Thomas Joseph Kenny was born on February 16, 1875, in Darby, England. Yet his ancestors were primarily Irish. His father, John, was born around 1841 in Pennsylvania. His mother, Mary Anne (née Foley), was born circa 1840 in the County Wexford, Ireland. John and Mary Anne were married in Johnstown, Pennsylvania, in 1870. In all likelihood, Thomas and Mary Anne, who emigrated from the County Longford, Ireland, were among millions of Irish who were escaping the potato famine. Nobody knows what drew the Kenny family to England. John Kenny died in Manchester on November 21, 1897.

John and Mary Anne had three sons: John, born in 1871 in New York; Thomas Joseph, born in 1875 in Darby, England; and Michael, born in 1881 in Manchester, England. Thomas Joseph Kenny was a North-West Mounted Police in Winnipeg, Manitoba, Canada. In the 1901 Canadian Census, his occupation is listed as telegrapher.

Thomas J. Clark staked his claim in the Cherokee Strip Run in 1893. James McKinney homesteaded his land in 1896. In 1900 James and Susan (Mc)Kinney lived in Gibbon, Grant County, Oklahoma, with their adult son, James, Jr., According to their cousins, James, Jr., suffered from mental and emotional problems. Per an arrangement between the aging James and Susan Kinney and Thomas Kenny and Anna Gallagher, in exchange for the land, Thomas and Anna cared for James, Jr, Susan Kinney died in 1902, and James Kinney, Sr., died in 1903. James, Jr., followed them in death in the 1940s.

Thomas Joseph Kenny married Anna Gallagher on September 24, 1902, in Pond Creek, Grant County, Oklahoma Territory. The following announcement was published in the Manchester Journal on October 3, 1902: "Thomas Kenny and Anna Gallagher were married at Pond Creek Catholic church by Father J. Francis on Wednesday last. The groom, a relative of Mr. Kenny, came here from Canada, while the bride, a niece of Mrs. Kenny, came here several months ago from Ireland. The happy couple will make their home with Mr. Kenny's son. We extend congratulations."

Eleven children were born to this union on the Kenny family farm in Gibbon: John Francis (1903-1979); Thomas Joseph (1904-1967); Bernard Jerome (1906-1987); Mary Rose (Kenny) Peterson (b. 1907); Katherine Elizabeth (Kenny) Koehler (1909-1968); Joseph Richard (1910-2002); Edward Aloysius (1912-2003); Phillip Vincent (1914-1995); Rose Mary (Kenny) Koehler (1916-2001); Irene Ann (Kenny) Cummings (1919-2002); and Gerald Patrick (b. 1922). Kate and Rose married brothers. Jerry lived in Davis, California.

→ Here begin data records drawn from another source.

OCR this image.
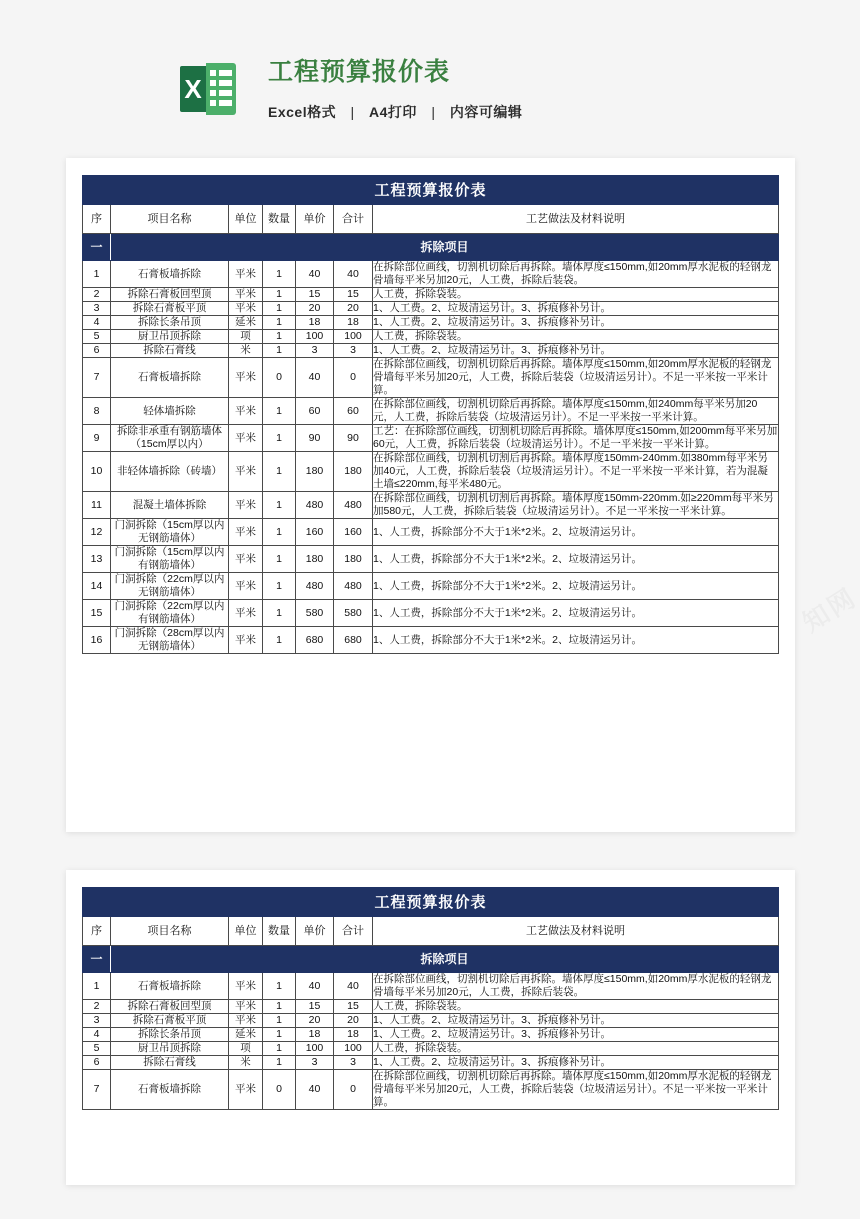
X
工程预算报价表
Excel格式 | A4打印 | 内容可编辑
工程预算报价表						
序	项目名称	单位	数量	单价	合计	工艺做法及材料说明
一	拆除项目					
1	石膏板墙拆除	平米	1	40	40	在拆除部位画线，切割机切除后再拆除。墙体厚度≤150mm,如20mm厚水泥板的轻钢龙骨墙每平米另加20元，人工费，拆除后装袋。
2	拆除石膏板回型顶	平米	1	15	15	人工费，拆除袋装。
3	拆除石膏板平顶	平米	1	20	20	1、人工费。2、垃圾清运另计。3、拆痕修补另计。
4	拆除长条吊顶	延米	1	18	18	1、人工费。2、垃圾清运另计。3、拆痕修补另计。
5	厨卫吊顶拆除	项	1	100	100	人工费，拆除袋装。
6	拆除石膏线	米	1	3	3	1、人工费。2、垃圾清运另计。3、拆痕修补另计。
7	石膏板墙拆除	平米	0	40	0	在拆除部位画线，切割机切除后再拆除。墙体厚度≤150mm,如20mm厚水泥板的轻钢龙骨墙每平米另加20元，人工费，拆除后装袋（垃圾清运另计）。不足一平米按一平米计算。
8	轻体墙拆除	平米	1	60	60	在拆除部位画线，切割机切除后再拆除。墙体厚度≤150mm,如240mm每平米另加20元，人工费，拆除后装袋（垃圾清运另计）。不足一平米按一平米计算。
9	拆除非承重有钢筋墙体（15cm厚以内）	平米	1	90	90	工艺：在拆除部位画线，切割机切除后再拆除。墙体厚度≤150mm,如200mm每平米另加60元，人工费，拆除后装袋（垃圾清运另计）。不足一平米按一平米计算。
10	非轻体墙拆除（砖墙）	平米	1	180	180	在拆除部位画线，切割机切割后再拆除。墙体厚度150mm-240mm.如380mm每平米另加40元，人工费，拆除后装袋（垃圾清运另计）。不足一平米按一平米计算，若为混凝土墙≤220mm,每平米480元。
11	混凝土墙体拆除	平米	1	480	480	在拆除部位画线，切割机切割后再拆除。墙体厚度150mm-220mm.如≥220mm每平米另加580元，人工费，拆除后装袋（垃圾清运另计）。不足一平米按一平米计算。
12	门洞拆除（15cm厚以内无钢筋墙体）	平米	1	160	160	1、人工费，拆除部分不大于1米*2米。2、垃圾清运另计。
13	门洞拆除（15cm厚以内有钢筋墙体）	平米	1	180	180	1、人工费，拆除部分不大于1米*2米。2、垃圾清运另计。
14	门洞拆除（22cm厚以内无钢筋墙体）	平米	1	480	480	1、人工费，拆除部分不大于1米*2米。2、垃圾清运另计。
15	门洞拆除（22cm厚以内有钢筋墙体）	平米	1	580	580	1、人工费，拆除部分不大于1米*2米。2、垃圾清运另计。
16	门洞拆除（28cm厚以内无钢筋墙体）	平米	1	680	680	1、人工费，拆除部分不大于1米*2米。2、垃圾清运另计。
工程预算报价表						
序	项目名称	单位	数量	单价	合计	工艺做法及材料说明
一	拆除项目					
1	石膏板墙拆除	平米	1	40	40	在拆除部位画线，切割机切除后再拆除。墙体厚度≤150mm,如20mm厚水泥板的轻钢龙骨墙每平米另加20元，人工费，拆除后装袋。
2	拆除石膏板回型顶	平米	1	15	15	人工费，拆除袋装。
3	拆除石膏板平顶	平米	1	20	20	1、人工费。2、垃圾清运另计。3、拆痕修补另计。
4	拆除长条吊顶	延米	1	18	18	1、人工费。2、垃圾清运另计。3、拆痕修补另计。
5	厨卫吊顶拆除	项	1	100	100	人工费，拆除袋装。
6	拆除石膏线	米	1	3	3	1、人工费。2、垃圾清运另计。3、拆痕修补另计。
7	石膏板墙拆除	平米	0	40	0	在拆除部位画线，切割机切除后再拆除。墙体厚度≤150mm,如20mm厚水泥板的轻钢龙骨墙每平米另加20元，人工费，拆除后装袋（垃圾清运另计）。不足一平米按一平米计算。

Saints Peter and Paul Catholic Church was very much a part of the Kenny family's social and spiritual life. The church, located between Gibbon and Manchester in Grant County, was built in 1898. All of the Kenny children were baptized and married at the church. John Kenny, the eldest of the Kenny clan, had an especially strong attachment to this church, for even though he left Gibbon and was estranged from his family, he returned in 1933 to have all three of his children—Thomas, John, and Phillip—baptized. Six of his siblings were godparents. James and Susan Kinney, their son James Jr., Thomas and Anna Kenny, and several of their children are buried at Saints Peter and Paul Church Cemetery, which is located one-quarter mile behind the church. According to a cousin, Kathy Dark, her mother, Rose (Kenny) Koehler said, "The Kenny family rarely missed mass, and Mrs. Kenny would warm bricks on the old stove and place them on the floor of the wagon to keep the children's feet warm on the seven mile trip to the church."